It’s been a busy year and change for Worriers‘ Lauren Denitzio. Their band has released two albums since the beginning of 2023: Warm Blanket and Trust Your Gut. Worriers is now on the road sharing bills with Alkaline Trio and Drug Church, and Denitzio’s excellent newsletter Get It Together is a go-to source for musings on the creative life and terrific musical recommendations. As Worriers makes their way across the country, I checked in with Denitzio about their latest albums, life in California, and tour reading.
2023 saw you release two albums in a year. Was there any blur between Warm Blanket and Trust Your Gut, in terms of songwriting or themes and concepts?
The records are actually very separate work. Trust Your Gut was written over the course of a couple of years in collaboration with my bandmates and friends, working towards a group of songs that fuse a lot of the indie and pop influences I love.
Warm Blanket was primarily a solo effort, recording the majority of it at home, and it was a larger comment on apathetic indie rock where the songs never really “kick in”. It was much more experimental for me and almost a side project of a record.
Do you see the two albums as being in dialogue with one another?
Only in the sense that working on both of them around the same time allowed me to explore different modes of arranging and recording than I would have otherwise, and I’m sure they influenced one another in that way.
You’ll be doing a lot of touring in the next month or two — have translating these songs into the live setting been any more challenging than their predecessors?
I wouldn’t call it a challenge as much as it’s just been exciting to execute. It’s definitely a more complex arrangement than two guitars, bass and drums, and being able to translate all of it live has been more fun than ever for us. Hearing all the instruments live just makes me even more excited for these tours.
Has California had any effect on your songwriting?

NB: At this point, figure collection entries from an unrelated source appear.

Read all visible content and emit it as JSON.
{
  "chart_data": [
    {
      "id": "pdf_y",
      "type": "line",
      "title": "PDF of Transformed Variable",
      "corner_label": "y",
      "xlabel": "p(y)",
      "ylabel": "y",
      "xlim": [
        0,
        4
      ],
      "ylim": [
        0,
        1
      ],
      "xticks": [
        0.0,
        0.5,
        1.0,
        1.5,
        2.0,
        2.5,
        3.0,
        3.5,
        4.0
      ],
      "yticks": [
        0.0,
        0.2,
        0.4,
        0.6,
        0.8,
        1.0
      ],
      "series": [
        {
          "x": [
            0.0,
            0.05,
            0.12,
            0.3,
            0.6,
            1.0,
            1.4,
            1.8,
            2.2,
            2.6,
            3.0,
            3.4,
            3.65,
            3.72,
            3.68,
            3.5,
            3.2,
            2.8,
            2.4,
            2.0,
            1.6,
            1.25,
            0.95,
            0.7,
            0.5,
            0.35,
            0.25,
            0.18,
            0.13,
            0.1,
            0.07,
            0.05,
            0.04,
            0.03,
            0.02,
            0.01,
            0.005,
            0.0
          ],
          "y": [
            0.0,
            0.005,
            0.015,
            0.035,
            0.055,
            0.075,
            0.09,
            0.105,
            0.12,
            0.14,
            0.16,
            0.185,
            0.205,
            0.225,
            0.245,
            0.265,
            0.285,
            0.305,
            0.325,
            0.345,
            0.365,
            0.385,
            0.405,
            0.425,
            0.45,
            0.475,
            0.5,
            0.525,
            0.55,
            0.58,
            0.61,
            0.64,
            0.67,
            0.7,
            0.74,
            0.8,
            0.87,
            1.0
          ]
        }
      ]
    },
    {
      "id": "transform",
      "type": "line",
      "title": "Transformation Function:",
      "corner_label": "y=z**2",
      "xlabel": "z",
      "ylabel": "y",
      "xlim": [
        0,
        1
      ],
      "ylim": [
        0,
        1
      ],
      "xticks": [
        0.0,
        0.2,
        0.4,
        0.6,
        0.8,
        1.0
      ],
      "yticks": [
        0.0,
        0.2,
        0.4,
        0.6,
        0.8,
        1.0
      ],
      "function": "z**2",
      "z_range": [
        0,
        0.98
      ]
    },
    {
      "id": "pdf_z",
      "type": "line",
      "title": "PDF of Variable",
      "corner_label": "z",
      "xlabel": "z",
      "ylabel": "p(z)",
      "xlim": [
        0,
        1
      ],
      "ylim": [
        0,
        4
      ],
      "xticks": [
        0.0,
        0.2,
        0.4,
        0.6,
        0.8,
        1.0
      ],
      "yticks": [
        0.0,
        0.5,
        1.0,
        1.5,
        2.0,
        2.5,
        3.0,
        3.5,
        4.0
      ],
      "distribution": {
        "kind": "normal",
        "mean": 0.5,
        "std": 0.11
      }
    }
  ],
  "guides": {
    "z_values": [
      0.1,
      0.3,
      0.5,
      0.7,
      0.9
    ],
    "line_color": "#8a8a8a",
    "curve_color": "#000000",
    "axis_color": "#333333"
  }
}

There seemed to be something a little wistful in “Cloudy and 55″…
I definitely miss the East Coast sometimes and the types of music and shows that happen out there, but I think being in California has let me explore other ways of writing and recording in a way that I never would have before. It just feels more collaborative and pop-focused in a way that I think is really fun and freeing.
There’s been a lot of discussion about parasocial relationships in recent years, and I’m curious — was the lyric “I’m just somebody that you made up” from “Losing the Thread” an allusion to that?
Not directly about parasocial relationships but it’s definitely in that vein – thinking that someone you’ve known in other contexts should be a certain way, or cooler or superhuman. I think we do that with people in our social circles in addition to cultural figures.
Do you generally read while on tour? And if so — do you have anything ready to go for the current one?
The closest I come to reading on tour is audiobooks – I’m planning on finally listening to Women Talking on this one. I just saw the movie and my partner and I both want to read the book now.